À seulement 21 ans, Henry Pollock s’impose comme l’un des jeunes talents les plus captivants du rugby anglais. Troisième ligne explosif des Northampton Saints, ce prodige attire autant l’admiration que les débats.
Doté d’un talent brut, d’une forte personnalité et de performances impressionnantes, Pollock bouscule les codes d’un sport souvent empreint de retenue. Très vite, ses entraîneurs perçoivent qu’ils ont devant eux un joueur d’exception.
Jason Sivil, préparateur physique des Saints, ne tarit pas d’éloges sur l’impact immédiat du jeune troisième ligne : « À chaque match ou presque, Henry accomplit quelque chose qui, pour n’importe quel autre joueur, serait un moment fort de la saison.

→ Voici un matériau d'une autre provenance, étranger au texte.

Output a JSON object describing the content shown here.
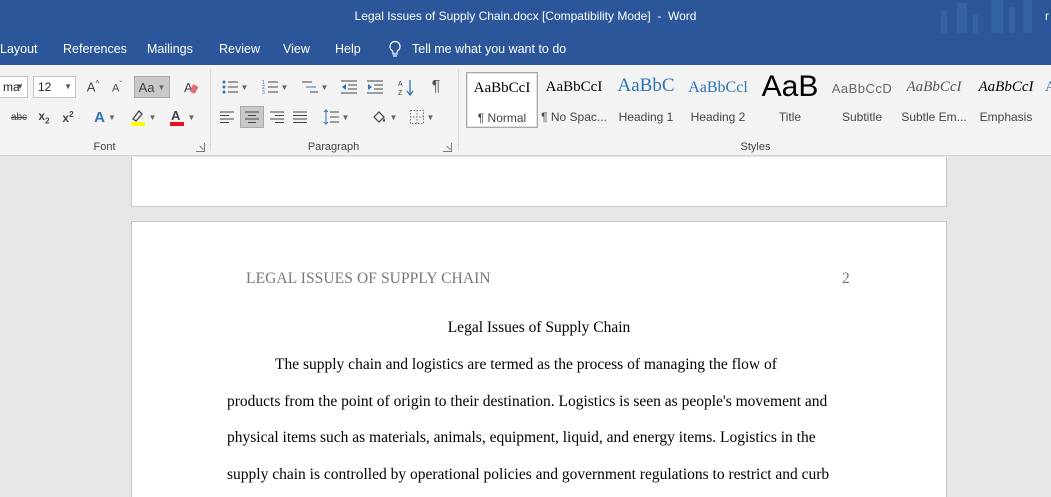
{
  "window": {
    "title": "Legal Issues of Supply Chain.docx [Compatibility Mode]  -  Word",
    "user_initial": "r"
  },
  "menu": {
    "tabs": [
      "Layout",
      "References",
      "Mailings",
      "Review",
      "View",
      "Help"
    ],
    "tell_me": "Tell me what you want to do"
  },
  "ribbon": {
    "font": {
      "name": "ma",
      "size": "12",
      "group_label": "Font",
      "change_case": "Aa"
    },
    "paragraph": {
      "group_label": "Paragraph"
    },
    "styles": {
      "group_label": "Styles",
      "items": [
        {
          "preview": "AaBbCcI",
          "name": "¶ Normal"
        },
        {
          "preview": "AaBbCcI",
          "name": "¶ No Spac..."
        },
        {
          "preview": "AaBbC",
          "name": "Heading 1"
        },
        {
          "preview": "AaBbCcl",
          "name": "Heading 2"
        },
        {
          "preview": "AaB",
          "name": "Title"
        },
        {
          "preview": "AaBbCcD",
          "name": "Subtitle"
        },
        {
          "preview": "AaBbCcI",
          "name": "Subtle Em..."
        },
        {
          "preview": "AaBbCcI",
          "name": "Emphasis"
        }
      ]
    }
  },
  "document": {
    "running_head": "LEGAL ISSUES OF SUPPLY CHAIN",
    "page_number": "2",
    "title": "Legal Issues of Supply Chain",
    "lines": [
      "The supply chain and logistics are termed as the process of managing the flow of",
      "products from the point of origin to their destination. Logistics is seen as people's movement and",
      "physical items such as materials, animals, equipment, liquid, and energy items. Logistics in the",
      "supply chain is controlled by operational policies and government regulations to restrict and curb"
    ]
  },
  "colors": {
    "titlebar": "#2b579a",
    "ribbon": "#f3f3f3",
    "canvas": "#e6e6e6",
    "heading_blue": "#2e74b5",
    "font_color_red": "#e81123",
    "highlight_yellow": "#ffff00"
  }
}
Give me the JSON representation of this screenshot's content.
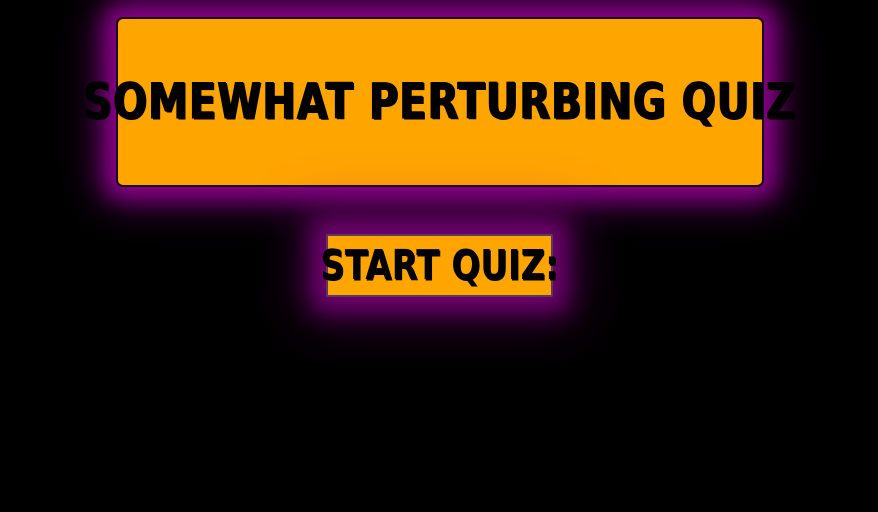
{
  "colors": {
    "background": "#000000",
    "card": "#FFA500",
    "glow": "#8B008B",
    "text": "#000000"
  },
  "header": {
    "title": "SOMEWHAT PERTURBING QUIZ"
  },
  "main": {
    "start_label": "START QUIZ:"
  }
}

Je fais ce métier depuis vingt ans et j’ai croisé très peu de joueurs aussi talentueux que Henry. S’il était en Afrique du Sud, il ferait aussi figure d’exception technique et physique » confie-t-il à Midi Olympique.

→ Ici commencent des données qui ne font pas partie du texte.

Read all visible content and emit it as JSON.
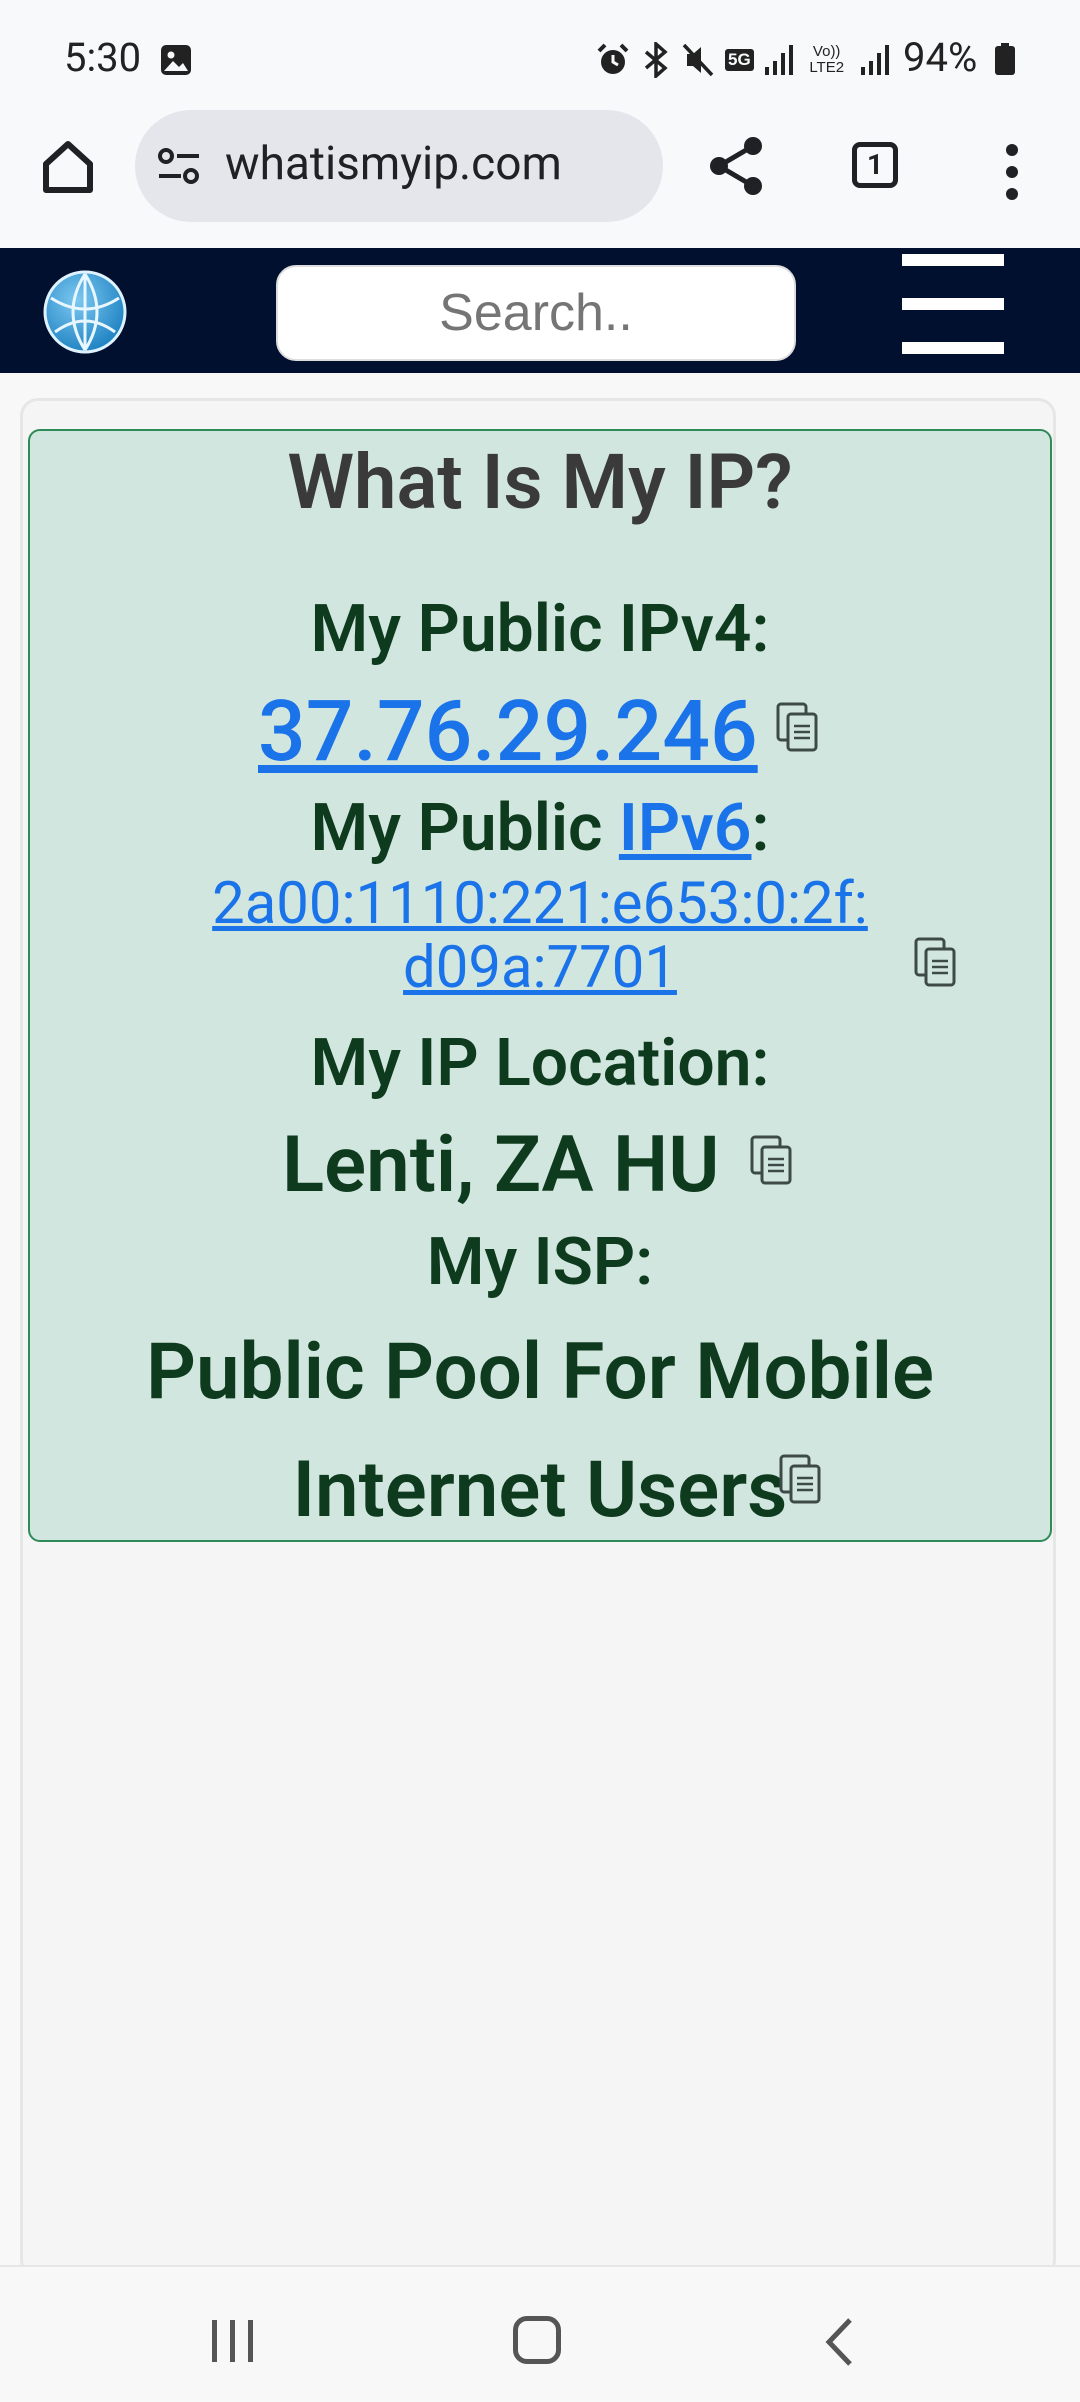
{
  "status_bar": {
    "time": "5:30",
    "network": "5G",
    "volte": "Vo)) LTE2",
    "battery": "94%"
  },
  "browser": {
    "url": "whatismyip.com",
    "tab_count": "1"
  },
  "site": {
    "search_placeholder": "Search.."
  },
  "ip_card": {
    "title": "What Is My IP?",
    "ipv4_label": "My Public IPv4:",
    "ipv4": "37.76.29.246",
    "ipv6_label_prefix": "My Public ",
    "ipv6_label_link": "IPv6",
    "ipv6_label_suffix": ":",
    "ipv6_line1": "2a00:1110:221:e653:0:2f:",
    "ipv6_line2": "d09a:7701",
    "location_label": "My IP Location:",
    "location": "Lenti, ZA HU",
    "isp_label": "My ISP:",
    "isp_line1": "Public Pool For Mobile",
    "isp_line2": "Internet Users"
  },
  "colors": {
    "header_bg": "#01102e",
    "card_bg": "#d2e6e0",
    "card_border": "#2e8b57",
    "link": "#1a73e8",
    "label_text": "#0e3b1e"
  }
}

Les chiffres attestent de cette force physique hors norme : trois répétitions de squat à 230 kg, deux développés couchés à 150 kg, une détente verticale de 54 centimètres et une vitesse de pointe comparable à celle d’un ailier.
Grant Seely, ancien joueur des Saints devenu professeur, se rappelle avec admiration l’intensité de Pollock durant ses années scolaires : « Il n’était pas grand du tout et avait plutôt la carrure d’un coureur de fond. Lors d’un cross-country, il a terminé deuxième sur plus de cent élèves, au coude à coude avec un spécialiste équipé comme un pro. Henry n’avait rien de tout ce matériel mais sa combativité était déjà incroyable. Au rugby ? Il était un peu comme un épagneul, en fait : partout, tout le temps et toujours à fond. »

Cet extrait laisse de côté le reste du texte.